La stagione è stata caratterizzata da una serie di gare avvincenti in tutto il mondo, ciascuna con le proprie sfide uniche. Dalla neve e il ghiaccio del Rally di Monte Carlo alle polverose strade del Rally Safari, i team hanno dovuto dimostrare versatilità e adattabilità.

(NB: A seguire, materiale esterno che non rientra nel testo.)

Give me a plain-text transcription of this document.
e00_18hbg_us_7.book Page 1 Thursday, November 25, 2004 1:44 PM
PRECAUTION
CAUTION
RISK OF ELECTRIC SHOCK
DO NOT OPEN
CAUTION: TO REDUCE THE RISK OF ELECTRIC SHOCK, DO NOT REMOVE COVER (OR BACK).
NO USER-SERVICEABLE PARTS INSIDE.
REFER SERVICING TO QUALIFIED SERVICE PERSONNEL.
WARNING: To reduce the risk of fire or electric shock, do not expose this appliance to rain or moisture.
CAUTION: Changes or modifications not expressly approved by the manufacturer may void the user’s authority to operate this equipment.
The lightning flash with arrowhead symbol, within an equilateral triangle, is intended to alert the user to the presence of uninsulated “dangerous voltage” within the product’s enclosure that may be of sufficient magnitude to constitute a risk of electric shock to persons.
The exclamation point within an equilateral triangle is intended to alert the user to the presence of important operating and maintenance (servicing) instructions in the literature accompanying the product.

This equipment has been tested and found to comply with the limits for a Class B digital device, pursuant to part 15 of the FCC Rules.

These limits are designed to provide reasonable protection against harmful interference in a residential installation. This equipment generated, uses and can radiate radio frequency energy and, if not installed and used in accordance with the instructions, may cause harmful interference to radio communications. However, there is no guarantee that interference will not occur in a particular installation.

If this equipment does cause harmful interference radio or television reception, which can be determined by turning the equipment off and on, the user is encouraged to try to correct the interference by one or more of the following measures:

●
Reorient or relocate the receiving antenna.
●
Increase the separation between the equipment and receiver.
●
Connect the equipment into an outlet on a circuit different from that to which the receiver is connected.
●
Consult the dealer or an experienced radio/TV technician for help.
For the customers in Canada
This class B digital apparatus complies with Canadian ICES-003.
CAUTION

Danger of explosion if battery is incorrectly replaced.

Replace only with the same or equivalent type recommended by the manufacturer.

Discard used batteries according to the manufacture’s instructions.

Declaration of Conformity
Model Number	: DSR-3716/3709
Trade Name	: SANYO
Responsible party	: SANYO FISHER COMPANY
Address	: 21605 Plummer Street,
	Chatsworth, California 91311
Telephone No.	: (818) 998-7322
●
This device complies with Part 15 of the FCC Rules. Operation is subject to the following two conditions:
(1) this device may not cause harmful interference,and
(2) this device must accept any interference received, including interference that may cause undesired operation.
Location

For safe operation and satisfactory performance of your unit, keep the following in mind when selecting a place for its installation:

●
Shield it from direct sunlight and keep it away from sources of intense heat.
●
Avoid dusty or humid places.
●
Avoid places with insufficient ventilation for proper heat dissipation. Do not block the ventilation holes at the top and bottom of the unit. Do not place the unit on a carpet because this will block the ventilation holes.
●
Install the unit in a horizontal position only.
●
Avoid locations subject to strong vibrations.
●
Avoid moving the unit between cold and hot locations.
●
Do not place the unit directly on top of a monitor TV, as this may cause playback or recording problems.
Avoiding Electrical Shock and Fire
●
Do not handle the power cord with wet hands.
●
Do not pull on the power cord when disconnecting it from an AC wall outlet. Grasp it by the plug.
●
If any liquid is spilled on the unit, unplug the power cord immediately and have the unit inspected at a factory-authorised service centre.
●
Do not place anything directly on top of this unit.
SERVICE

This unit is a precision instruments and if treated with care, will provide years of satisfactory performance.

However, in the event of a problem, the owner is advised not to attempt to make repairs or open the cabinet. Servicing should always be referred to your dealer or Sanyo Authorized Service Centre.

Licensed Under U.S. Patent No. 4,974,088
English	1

Il Rally di Monte Carlo ha inaugurato la stagione con un trionfo della Lancia Delta HF 4WD, seguita da successi in diverse altre tappe cruciali del campionato. L’abilità di adattarsi rapidamente alle nuove regole e sfruttare al meglio le caratteristiche della nuova vettura ha permesso alla Lancia di dominare la scena.

Il Ruolo di Pirelli

Pirelli ha svolto un ruolo fondamentale nel successo della stagione 1987. Le prove invernali al Col de Lente e al Col de la Machine a fine 1986 sono state cruciali per sviluppare pneumatici in grado di affrontare le condizioni più difficili. L’ingegner Mezzanotte e il suo team hanno lavorato a stretto contatto con i piloti e i tecnici per garantire che le gomme Pirelli offrissero prestazioni ottimali su neve, ghiaccio e altre superfici impegnative.

Le nuove vetture

Oltre alla Lancia, altri costruttori hanno partecipato con nuove vetture competitive. La Ford Sierra RS Cosworth e la Mazda 323 4WD sono state tra le principali contendenti, ciascuna portando innovazioni tecniche e strategie uniche. La stagione 1987 ha visto anche l’emergere di nuovi talenti e il consolidamento di veterani del rally, creando una combinazione dinamica e avvincente.

Conclusione

Il WRC 1987 è stato un anno di rinascita e trasformazione per il rally mondiale. Il passaggio al Gruppo A ha portato maggiore sicurezza e competitività, rendendo le gare più emozionanti e accessibili. La stagione ha visto il trionfo della Lancia e dei suoi piloti, con Juha Kankkunen che ha conquistato il titolo mondiale.

Grazie agli sforzi congiunti di costruttori, piloti e fornitori come Pirelli, il WRC 1987 ha posto le basi per un nuovo capitolo nella storia del rally, dimostrando che la passione e l’innovazione possono superare qualsiasi sfida.